An employee could not prove associational discrimination based on his grandfather’s disability when the employer made ample efforts to accommodate the employee’s need to care for his grandfather and the employee did not suffer an adverse employment action, the 7th U.S. Circuit Court of Appeals ruled.
The plaintiff began working for the company as a chemist in 2011. He performed well and received promotions and positive performance evaluations until 2015, when his grandfather was diagnosed with liver cancer. The plaintiff then asked his supervisor for a modified work schedule so that he could care for his grandfather.
After six months, the plaintiff’s supervisor told him that his work had suffered and that he would need to return to his regular schedule. When the plaintiff said he needed one day off per week to help his grandfather, the company offered an alternate schedule, but the plaintiff rejected that because it conflicted with his continuing education.
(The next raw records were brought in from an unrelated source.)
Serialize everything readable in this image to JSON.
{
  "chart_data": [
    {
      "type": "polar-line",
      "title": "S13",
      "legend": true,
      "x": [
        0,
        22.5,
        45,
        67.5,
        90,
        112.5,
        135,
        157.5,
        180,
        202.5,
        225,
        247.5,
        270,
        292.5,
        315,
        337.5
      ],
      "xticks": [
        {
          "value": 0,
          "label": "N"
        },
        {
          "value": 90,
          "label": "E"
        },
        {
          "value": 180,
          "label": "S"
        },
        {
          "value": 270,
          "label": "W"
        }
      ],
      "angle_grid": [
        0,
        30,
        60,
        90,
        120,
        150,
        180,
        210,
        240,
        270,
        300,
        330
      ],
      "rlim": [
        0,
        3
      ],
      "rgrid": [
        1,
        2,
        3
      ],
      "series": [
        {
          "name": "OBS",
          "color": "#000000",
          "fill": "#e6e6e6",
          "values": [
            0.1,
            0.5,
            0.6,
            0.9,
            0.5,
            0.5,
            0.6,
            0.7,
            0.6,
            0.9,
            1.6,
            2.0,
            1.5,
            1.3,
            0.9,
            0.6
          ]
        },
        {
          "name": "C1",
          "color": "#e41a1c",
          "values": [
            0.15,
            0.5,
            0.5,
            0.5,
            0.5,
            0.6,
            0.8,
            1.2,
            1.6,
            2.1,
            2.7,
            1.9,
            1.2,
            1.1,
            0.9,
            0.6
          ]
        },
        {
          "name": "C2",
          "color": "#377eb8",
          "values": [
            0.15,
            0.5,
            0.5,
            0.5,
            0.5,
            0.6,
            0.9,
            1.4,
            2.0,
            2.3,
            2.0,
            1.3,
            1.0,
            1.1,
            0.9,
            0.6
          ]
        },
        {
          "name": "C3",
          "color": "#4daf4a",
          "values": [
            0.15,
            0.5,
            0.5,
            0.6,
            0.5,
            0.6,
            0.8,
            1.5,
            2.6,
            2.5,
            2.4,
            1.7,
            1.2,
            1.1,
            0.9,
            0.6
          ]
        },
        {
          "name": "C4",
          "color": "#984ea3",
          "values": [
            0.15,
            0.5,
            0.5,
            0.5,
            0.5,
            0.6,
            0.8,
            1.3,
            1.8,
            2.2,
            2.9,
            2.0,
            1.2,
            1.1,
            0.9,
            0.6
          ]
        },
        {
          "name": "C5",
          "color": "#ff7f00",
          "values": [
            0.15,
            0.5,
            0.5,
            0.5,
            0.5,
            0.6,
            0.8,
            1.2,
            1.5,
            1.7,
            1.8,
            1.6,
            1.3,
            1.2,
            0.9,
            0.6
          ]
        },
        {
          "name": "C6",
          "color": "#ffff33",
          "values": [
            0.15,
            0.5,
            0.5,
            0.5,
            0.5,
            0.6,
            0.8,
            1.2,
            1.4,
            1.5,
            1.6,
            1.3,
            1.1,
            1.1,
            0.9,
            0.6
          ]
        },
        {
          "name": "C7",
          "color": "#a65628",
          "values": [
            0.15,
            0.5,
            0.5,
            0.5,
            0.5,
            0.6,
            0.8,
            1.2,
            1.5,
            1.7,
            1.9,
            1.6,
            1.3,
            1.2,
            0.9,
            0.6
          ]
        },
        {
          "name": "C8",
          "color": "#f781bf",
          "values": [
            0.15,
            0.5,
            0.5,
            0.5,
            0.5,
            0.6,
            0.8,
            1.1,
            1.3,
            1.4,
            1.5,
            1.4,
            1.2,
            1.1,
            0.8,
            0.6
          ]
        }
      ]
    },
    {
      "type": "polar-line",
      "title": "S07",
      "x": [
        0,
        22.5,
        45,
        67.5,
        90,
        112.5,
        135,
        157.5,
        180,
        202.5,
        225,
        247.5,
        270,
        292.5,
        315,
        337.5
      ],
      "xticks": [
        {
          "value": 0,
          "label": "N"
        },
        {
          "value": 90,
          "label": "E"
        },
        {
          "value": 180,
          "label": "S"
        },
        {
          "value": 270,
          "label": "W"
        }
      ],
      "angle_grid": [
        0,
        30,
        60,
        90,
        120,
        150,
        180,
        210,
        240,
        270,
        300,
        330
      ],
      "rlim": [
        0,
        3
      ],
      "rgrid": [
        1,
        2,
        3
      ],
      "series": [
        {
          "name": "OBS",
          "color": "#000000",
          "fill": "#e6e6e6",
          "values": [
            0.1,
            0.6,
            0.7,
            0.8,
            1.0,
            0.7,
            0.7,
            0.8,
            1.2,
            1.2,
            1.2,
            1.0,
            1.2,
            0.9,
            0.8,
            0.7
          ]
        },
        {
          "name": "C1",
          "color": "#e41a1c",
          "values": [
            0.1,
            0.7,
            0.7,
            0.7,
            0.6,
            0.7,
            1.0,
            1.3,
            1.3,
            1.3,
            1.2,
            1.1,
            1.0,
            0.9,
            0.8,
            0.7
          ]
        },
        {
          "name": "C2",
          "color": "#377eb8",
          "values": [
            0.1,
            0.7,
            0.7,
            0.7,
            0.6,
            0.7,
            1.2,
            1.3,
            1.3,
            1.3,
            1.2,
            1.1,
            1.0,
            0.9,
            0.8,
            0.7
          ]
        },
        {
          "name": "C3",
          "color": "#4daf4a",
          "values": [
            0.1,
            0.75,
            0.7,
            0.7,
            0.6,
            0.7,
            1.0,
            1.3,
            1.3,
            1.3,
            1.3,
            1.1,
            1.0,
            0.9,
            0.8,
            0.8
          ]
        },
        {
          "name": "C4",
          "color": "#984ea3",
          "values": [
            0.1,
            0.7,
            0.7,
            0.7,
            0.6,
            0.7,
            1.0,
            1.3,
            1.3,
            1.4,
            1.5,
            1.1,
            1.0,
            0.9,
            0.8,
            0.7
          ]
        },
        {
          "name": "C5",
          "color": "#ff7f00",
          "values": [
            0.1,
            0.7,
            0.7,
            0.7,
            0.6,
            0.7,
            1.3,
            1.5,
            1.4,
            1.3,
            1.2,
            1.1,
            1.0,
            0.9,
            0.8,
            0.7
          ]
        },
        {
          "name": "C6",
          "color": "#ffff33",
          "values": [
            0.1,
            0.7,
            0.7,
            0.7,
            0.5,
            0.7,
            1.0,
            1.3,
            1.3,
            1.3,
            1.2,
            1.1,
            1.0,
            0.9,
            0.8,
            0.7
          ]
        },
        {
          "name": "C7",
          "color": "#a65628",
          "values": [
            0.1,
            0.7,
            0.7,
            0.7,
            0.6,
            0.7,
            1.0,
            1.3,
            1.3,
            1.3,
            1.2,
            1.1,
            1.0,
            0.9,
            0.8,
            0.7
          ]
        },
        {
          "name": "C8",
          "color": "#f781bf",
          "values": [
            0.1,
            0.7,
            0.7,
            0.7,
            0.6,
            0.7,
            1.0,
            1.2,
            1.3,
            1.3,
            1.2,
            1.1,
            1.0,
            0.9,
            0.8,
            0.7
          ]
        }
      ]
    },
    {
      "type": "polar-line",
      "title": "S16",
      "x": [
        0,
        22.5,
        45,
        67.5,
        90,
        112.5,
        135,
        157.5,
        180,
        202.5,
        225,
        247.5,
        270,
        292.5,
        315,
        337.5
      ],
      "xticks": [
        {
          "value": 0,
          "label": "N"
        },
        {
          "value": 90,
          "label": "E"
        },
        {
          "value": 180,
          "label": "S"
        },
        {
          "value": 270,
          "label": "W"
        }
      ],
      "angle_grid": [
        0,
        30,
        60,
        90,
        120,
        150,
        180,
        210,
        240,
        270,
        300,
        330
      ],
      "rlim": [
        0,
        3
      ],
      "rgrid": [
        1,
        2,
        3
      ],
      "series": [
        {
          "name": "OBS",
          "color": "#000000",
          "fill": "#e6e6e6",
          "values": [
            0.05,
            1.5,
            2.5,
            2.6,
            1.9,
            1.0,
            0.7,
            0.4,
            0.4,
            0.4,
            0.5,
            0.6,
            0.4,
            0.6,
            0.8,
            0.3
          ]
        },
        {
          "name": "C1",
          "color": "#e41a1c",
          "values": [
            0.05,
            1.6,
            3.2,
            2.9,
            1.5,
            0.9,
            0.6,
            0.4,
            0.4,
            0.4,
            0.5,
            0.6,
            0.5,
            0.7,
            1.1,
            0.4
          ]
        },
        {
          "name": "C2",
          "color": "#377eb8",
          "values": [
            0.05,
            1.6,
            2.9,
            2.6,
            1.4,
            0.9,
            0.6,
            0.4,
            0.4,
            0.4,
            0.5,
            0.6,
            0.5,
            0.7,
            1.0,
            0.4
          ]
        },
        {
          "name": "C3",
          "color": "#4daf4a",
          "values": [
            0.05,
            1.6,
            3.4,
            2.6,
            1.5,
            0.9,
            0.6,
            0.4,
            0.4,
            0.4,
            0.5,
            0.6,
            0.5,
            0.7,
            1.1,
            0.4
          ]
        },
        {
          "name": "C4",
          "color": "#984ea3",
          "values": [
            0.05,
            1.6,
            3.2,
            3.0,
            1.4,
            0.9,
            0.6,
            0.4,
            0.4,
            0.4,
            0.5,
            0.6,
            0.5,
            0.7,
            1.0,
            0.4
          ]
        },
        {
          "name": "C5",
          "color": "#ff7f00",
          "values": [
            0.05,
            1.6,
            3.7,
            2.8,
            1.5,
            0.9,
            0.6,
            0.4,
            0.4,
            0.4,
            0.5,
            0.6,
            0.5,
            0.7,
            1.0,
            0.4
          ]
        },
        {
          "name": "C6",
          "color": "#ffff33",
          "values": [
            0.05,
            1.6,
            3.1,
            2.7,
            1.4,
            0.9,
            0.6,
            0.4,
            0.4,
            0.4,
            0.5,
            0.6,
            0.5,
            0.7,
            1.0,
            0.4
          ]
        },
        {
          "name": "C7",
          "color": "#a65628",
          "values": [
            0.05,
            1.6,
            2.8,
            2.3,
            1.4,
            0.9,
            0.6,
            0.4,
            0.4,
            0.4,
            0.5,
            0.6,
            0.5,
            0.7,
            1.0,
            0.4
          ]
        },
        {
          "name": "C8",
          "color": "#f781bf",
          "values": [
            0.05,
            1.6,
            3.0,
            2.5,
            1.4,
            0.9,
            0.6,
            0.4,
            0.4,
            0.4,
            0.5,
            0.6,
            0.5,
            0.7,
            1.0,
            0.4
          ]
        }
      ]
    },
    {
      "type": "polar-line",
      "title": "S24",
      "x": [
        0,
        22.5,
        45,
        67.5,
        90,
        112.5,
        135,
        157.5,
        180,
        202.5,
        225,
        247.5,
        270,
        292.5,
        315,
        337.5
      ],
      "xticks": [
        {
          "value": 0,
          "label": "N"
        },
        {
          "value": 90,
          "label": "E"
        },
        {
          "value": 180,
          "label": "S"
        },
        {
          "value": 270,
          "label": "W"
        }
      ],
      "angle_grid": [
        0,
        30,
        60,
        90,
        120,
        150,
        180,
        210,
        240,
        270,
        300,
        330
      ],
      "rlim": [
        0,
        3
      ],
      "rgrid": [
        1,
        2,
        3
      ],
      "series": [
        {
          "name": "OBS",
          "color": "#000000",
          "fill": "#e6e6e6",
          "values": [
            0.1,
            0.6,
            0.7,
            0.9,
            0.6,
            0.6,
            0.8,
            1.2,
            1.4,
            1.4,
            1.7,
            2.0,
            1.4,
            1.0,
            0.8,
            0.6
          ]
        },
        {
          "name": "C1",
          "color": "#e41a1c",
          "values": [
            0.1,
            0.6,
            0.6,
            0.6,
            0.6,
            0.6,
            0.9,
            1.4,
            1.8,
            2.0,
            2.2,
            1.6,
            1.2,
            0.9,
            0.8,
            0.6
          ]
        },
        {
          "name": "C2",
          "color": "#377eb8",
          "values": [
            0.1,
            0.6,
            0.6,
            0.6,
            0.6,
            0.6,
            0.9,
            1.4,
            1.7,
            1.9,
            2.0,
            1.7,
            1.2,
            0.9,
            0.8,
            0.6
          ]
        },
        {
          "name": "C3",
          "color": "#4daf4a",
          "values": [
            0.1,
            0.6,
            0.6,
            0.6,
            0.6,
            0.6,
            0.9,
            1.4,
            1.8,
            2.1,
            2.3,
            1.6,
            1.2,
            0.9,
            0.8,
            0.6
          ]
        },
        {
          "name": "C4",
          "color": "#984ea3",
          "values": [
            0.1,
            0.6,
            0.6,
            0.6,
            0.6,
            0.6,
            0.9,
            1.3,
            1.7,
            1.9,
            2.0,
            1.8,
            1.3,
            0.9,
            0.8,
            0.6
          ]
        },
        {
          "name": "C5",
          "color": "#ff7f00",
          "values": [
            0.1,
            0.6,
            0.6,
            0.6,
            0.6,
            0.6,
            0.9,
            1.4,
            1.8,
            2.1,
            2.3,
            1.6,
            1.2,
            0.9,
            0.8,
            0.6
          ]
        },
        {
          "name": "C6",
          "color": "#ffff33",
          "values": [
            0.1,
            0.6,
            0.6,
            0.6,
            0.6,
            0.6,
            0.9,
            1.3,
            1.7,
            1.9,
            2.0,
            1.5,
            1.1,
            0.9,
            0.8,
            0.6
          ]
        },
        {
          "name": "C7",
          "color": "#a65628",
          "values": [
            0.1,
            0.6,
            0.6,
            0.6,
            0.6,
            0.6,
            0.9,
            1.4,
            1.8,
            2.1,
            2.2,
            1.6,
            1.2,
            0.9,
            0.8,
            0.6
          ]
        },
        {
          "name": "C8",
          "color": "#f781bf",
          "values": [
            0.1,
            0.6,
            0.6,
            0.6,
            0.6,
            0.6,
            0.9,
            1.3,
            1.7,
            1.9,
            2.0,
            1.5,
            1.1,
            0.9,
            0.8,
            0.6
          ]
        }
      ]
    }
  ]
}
Ultimately, the company’s HR department approved a one-day-per-week leave.
According to the plaintiff, after he began this leave, his supervisor began harassing him by belittling him in front of co-workers and refusing to give him research and development work, on which the plaintiff’s bonus depended. The plaintiff complained to HR, but eventually asked for a full-time leave due to stress and anxiety. The company granted this request effective March 30, 2016, and the plaintiff stayed on leave for six months, after which he was given short-term and then long-term disability leave. On March 28, 2017, a year after his leave began, the company contacted the plaintiff to ask when he would be returning to work and explained that if he did not respond by the end of the following week that he would be terminated. The plaintiff never responded; two weeks later, the employer terminated his employment.
On March 28, 2016, shortly before the plaintiff started his full-time leave, he filed a charge of discrimination with the Equal Employment Opportunity Commission (EEOC) alleging the company had discriminated against him based on his grandfather’s disability and retaliated against him for complaining to HR. He subsequently sued the company after his termination, alleging discrimination in violation of the Americans with Disabilities Act (ADA) based on his association with his grandfather and claiming that the company had retaliated against him for filing complaints with HR and the EEOC.
The district court granted summary judgment for the employer, and the 7th Circuit affirmed. In doing so, the 7th Circuit explained that the ADA prohibits discrimination based on the known disability of an individual whom the employee has an association or relationship with under various theories, including the distraction theory—where the employee is not attentive at work because he is distracted by his or her relative’s disability—alleged by the plaintiff. The 7th Circuit, however, held that the plaintiff in this case had not presented any evidence that he was distracted at work or that the company viewed him as being distracted.
The plaintiff also could not establish any other theory of associational discrimination because the company had made repeated efforts to accommodate the plaintiff’s need to care for his grandfather, including allowing him to work an alternate schedule.
The 7th Circuit further held that, even if the plaintiff could prove some form of associational discrimination, he had not suffered an adverse employment action because, among other things, the complaints the plaintiff made about his supervisor involved just “general rudeness,” which did not rise to the level of an adverse employment action.
The 7th Circuit also stated that although the plaintiff’s leave affected his bonus—as he did not receive a bonus for the time he was on leave—the plaintiff did receive a bonus for the time he was working. Therefore, a “hypothetical loss of potential future bonuses” did not amount to an adverse employment action.
The appellate court also rejected the plaintiff’s argument that he was adversely impacted by not being given as much research and development work, specifying that the plaintiff “remained in the same job position, in the same department and at the same desk.” Although he did have a shift in job responsibilities, he was still performing work he did prior to his grandfather’s illness. Therefore, this shift in responsibilities did not constitute an adverse employment action.
Finally, the 7th Circuit rejected the plaintiff’s retaliation claim based on the filing of his EEOC charge, holding that because this claim was not in his EEOC charge and that charge was never amended, he could not pursue this theory in court. In addition, the appellate court indicated that the record clearly showed the company had contacted the plaintiff to see when he would be returning to work and gave him a deadline to respond. The 7th Circuit stated that the “only possible conclusion” was that it was the plaintiff’s failure to respond that led to his termination, not any retaliation for his complaints.
Pierri v. Medline Industries Inc., 7th Cir., No. 19-3356 (Aug. 6, 2020).
Professional Pointer: This case illustrates the types of associational discrimination claims that can be made. If an employee is being distracted by an associate’s disability, that can serve as a basis for a claim, even if the employee himself or herself does not have a disability.
Allison R. Musante is an attorney with Swerdlow Florence Sanchez Swerdlow & Wimmer, the Worklaw® Network member firm in Beverly Hills, Calif.